The method was designed for industrial applications with the fewest, high impact principals.
Features of the system
- Based on industry applications
- Uses industry terms, rather than behavioural science jargon
- Based on principals that are easy to identify and apply
- Tied to common UI, Typically used in conversion rate optimization
- Easy to learn and apply
- A decent blend of theory and practice
Brian is quick to mention that the strongest strategies are based on concepts from psychology.
These concepts will take broad academic strategies and translate them into insights that are more than arbitrary stories about a page. We will be looking at the different ways people think and how different design elements make them feel. These insights will give us as marketers, a frame of reference that we can use to apply to our designs in order to gain more in-depth insight and bring judgement that we wouldn’t have had otherwise.
Brian says that we can look at a page from a number of perspectives — and these are the ones that we will be focusing on in the course
- Feeling confident
- Boosting Self-efficacy
- Anticipation reward
- No fight-or-flight
- Triggering the reward system
- Releasing an endorphin response
- Value Prop
- Trust Bling
- Benefits and features
Psychology is not straight forward. In-fact in academia, there are a lot of overlapping and competing theories. The best theories are based on empirical science because they’ve been measured over and over again in multiple populations. The real benefit of psychology is that you can take what you learn and apply it to different applications.
An area of science that looks at the actual mechanisms that drive behaviour. We could also say that we’re looking at how our emotions operate. Neuroscience gives us descriptive insights into human behaviour from a mechanistic point of view. Brain says that from his experience it is much more accurate than relying on psychology or behavioural science. The only con here is that neuroscientific methods can be so extreme that it’s sometimes difficult to translate the ideas into reality.
This is when practitioners know that their tactics work, but they aren’t sure why. They are typically formed from trial and error.
Digital Locator and Facilitators
Now that we’ve discussed metaphorically thinking as a physical place, we can move onto to the UI (user interface) elements that we use that are important for getting people to complete processes.
There are elements called locators and movement facilitators. Many of the things that we do online are only there so we can move through different processes. Such as menus or navigational structures, albeit simple, they are powerful because they help users complete tasks. If you were to widdle them down to their core purpose. UI elements exist in order to help people interact with these virtual spaces, and so tools like wizards, and pagination, and obviously process buttons, and the CTA, serve that function, in that they help people go from one part of a process to the next part to the next part, and the next part.
The downside of the virtual vs physical space comparison is that the two environments don’t operate with the same rules. In the digital space, the UI elements are not only direct you where to go next, but they are also the mechanism through which you move at the same time
Behaviourism is the area of research that observes how people interact with different elements and hypothesises what we can do to reinforce or “train” a particular behaviour. Using behaviourism, we can condition users to act based on positive or negative reinforcement. This can actually be used to condition ‘behaviours’ long after a specific action was taken.
Good Book Vs Book
Here is an example of a positive reinforcer vs a bad reinforcer.

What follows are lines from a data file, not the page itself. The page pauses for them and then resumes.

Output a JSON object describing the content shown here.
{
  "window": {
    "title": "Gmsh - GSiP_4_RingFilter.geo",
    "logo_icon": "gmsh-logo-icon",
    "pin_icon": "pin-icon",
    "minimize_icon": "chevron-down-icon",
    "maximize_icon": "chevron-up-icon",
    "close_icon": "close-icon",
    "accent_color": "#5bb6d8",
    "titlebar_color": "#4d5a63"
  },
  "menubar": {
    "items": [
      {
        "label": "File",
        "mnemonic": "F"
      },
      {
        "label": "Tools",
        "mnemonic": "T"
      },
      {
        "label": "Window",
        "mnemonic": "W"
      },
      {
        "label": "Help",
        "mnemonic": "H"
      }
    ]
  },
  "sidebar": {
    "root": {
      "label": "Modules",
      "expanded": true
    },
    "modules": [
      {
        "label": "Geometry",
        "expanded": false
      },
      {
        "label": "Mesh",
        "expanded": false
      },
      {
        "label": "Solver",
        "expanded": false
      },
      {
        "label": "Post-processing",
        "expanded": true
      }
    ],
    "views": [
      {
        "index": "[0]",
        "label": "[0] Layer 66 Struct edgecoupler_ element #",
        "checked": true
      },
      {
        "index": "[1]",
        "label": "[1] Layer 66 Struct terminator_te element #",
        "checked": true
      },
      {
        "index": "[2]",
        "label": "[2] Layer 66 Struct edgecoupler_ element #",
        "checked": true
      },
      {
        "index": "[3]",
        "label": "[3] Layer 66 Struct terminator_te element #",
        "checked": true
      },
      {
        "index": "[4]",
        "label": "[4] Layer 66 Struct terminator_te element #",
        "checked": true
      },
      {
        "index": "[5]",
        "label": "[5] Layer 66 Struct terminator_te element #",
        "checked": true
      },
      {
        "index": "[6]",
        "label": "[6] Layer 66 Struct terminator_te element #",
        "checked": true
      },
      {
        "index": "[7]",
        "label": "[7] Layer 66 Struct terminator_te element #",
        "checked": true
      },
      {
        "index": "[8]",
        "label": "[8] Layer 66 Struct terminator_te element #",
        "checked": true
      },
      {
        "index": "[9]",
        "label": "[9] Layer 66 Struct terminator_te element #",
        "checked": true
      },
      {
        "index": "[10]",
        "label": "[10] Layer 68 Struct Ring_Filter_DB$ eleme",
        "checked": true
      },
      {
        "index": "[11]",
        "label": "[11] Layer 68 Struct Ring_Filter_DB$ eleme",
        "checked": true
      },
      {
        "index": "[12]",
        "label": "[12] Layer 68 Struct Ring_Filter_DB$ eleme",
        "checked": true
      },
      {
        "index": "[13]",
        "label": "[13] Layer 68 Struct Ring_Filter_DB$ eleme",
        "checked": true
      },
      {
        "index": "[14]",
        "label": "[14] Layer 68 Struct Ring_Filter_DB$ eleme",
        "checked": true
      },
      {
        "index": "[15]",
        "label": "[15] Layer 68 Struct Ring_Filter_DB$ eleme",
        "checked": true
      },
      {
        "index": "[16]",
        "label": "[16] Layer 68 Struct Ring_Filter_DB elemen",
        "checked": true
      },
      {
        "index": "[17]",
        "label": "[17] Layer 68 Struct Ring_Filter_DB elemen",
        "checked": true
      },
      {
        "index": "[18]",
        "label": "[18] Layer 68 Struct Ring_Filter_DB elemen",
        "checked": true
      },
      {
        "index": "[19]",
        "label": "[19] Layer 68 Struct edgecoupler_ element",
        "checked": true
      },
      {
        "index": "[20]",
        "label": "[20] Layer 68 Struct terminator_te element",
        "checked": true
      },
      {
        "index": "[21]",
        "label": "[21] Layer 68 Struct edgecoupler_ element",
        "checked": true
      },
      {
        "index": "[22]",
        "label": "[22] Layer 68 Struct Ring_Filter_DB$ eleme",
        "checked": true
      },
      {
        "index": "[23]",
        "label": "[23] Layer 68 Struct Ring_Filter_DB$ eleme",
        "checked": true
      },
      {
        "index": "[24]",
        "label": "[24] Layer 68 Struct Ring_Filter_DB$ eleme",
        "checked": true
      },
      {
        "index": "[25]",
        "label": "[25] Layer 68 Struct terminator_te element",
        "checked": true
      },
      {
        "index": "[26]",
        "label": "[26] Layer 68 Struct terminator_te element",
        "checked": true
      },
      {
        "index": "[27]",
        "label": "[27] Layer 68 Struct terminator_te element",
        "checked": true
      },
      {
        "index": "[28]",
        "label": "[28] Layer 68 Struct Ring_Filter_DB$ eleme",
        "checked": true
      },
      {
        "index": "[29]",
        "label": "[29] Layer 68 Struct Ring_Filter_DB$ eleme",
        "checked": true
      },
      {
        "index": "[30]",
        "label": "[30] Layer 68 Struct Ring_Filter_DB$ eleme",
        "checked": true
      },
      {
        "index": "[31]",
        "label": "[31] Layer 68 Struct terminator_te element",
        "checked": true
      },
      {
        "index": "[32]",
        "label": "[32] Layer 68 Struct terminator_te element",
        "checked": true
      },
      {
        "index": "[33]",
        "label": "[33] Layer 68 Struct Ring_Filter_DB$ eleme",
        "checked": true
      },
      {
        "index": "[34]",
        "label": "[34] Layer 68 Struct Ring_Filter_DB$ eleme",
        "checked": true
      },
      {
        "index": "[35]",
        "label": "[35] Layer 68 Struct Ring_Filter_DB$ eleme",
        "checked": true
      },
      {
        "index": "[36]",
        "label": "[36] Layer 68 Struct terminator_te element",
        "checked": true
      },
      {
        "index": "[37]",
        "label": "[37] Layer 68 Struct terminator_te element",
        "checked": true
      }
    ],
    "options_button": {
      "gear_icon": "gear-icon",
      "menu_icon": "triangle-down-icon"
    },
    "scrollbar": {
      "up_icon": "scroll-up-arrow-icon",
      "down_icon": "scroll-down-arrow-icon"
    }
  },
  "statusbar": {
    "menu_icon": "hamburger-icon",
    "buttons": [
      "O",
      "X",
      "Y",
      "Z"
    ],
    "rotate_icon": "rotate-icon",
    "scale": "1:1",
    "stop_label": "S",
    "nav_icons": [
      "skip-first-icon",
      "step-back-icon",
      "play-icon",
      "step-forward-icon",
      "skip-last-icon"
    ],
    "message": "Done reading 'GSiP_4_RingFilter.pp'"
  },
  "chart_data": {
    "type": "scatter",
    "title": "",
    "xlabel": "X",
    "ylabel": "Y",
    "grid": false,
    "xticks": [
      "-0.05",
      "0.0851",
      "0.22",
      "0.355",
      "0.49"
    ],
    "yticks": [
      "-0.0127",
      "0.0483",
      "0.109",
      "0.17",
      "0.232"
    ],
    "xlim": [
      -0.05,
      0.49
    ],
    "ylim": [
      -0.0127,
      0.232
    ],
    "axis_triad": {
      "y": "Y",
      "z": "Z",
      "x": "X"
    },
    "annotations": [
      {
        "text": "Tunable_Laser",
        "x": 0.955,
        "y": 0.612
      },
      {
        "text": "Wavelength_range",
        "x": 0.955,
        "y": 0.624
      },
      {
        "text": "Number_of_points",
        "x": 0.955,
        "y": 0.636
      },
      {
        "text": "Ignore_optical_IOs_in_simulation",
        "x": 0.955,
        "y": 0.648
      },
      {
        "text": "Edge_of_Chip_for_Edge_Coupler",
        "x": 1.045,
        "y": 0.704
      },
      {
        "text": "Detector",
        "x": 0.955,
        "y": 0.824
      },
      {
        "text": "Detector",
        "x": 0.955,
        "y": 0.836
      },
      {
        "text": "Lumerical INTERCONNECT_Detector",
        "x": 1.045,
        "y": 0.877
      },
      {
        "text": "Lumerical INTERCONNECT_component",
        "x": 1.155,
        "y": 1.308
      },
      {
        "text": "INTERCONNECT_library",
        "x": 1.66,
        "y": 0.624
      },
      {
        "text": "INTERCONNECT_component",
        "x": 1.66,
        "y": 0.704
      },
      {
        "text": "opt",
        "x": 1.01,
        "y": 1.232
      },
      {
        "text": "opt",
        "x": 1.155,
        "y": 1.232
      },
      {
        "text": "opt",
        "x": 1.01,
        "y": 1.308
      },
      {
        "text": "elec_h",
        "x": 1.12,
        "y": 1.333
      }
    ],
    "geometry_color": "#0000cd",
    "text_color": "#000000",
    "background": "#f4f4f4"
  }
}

Let’s say there is a freemium and a paid version of an app and the call to action is to sign up for the free version. There are two potential scenarios here.
One, the app turns out to be really well designed, it functions perfectly and it provides a ton of value to the user. The best part is that it serves a reoccurring need. Here, the quality of the app serves as a reinforcer. For our purposes, a reinforcer is anything that increases the odds that the person will act again. So for our app, if users like the free version they may LOVE the paid version with even more high-value features. Now because users trust the company to provide high-quality service if the company offers a free trial to the paid version, they’ll now be more motivated to take action, and if you keep providing them with value than users are more likely to continue opting in and engaging.
The other scenario here is if the free version was so limited that it barely even functioned and it turned out to be a massive waste of time. The next time that this company presents them with an offer they are going to be wary of them. Users will lose trust and any further CTA’s will be perceived as non-motivating.
A great CTA must lead to a reward if it doesn’t then it’s not a motivating form of user interface design.
Our goal is to delight our users and the best way to do this is by under-promising and over-delivering. On the contrary, if our CTA leads to a scenario where we over-promise and under-deliver, then we’ve now damaged the prospects of having a long-term relationship with the audience.
This has been a wonderful experience so far. My rating for this weeks course is 5/5!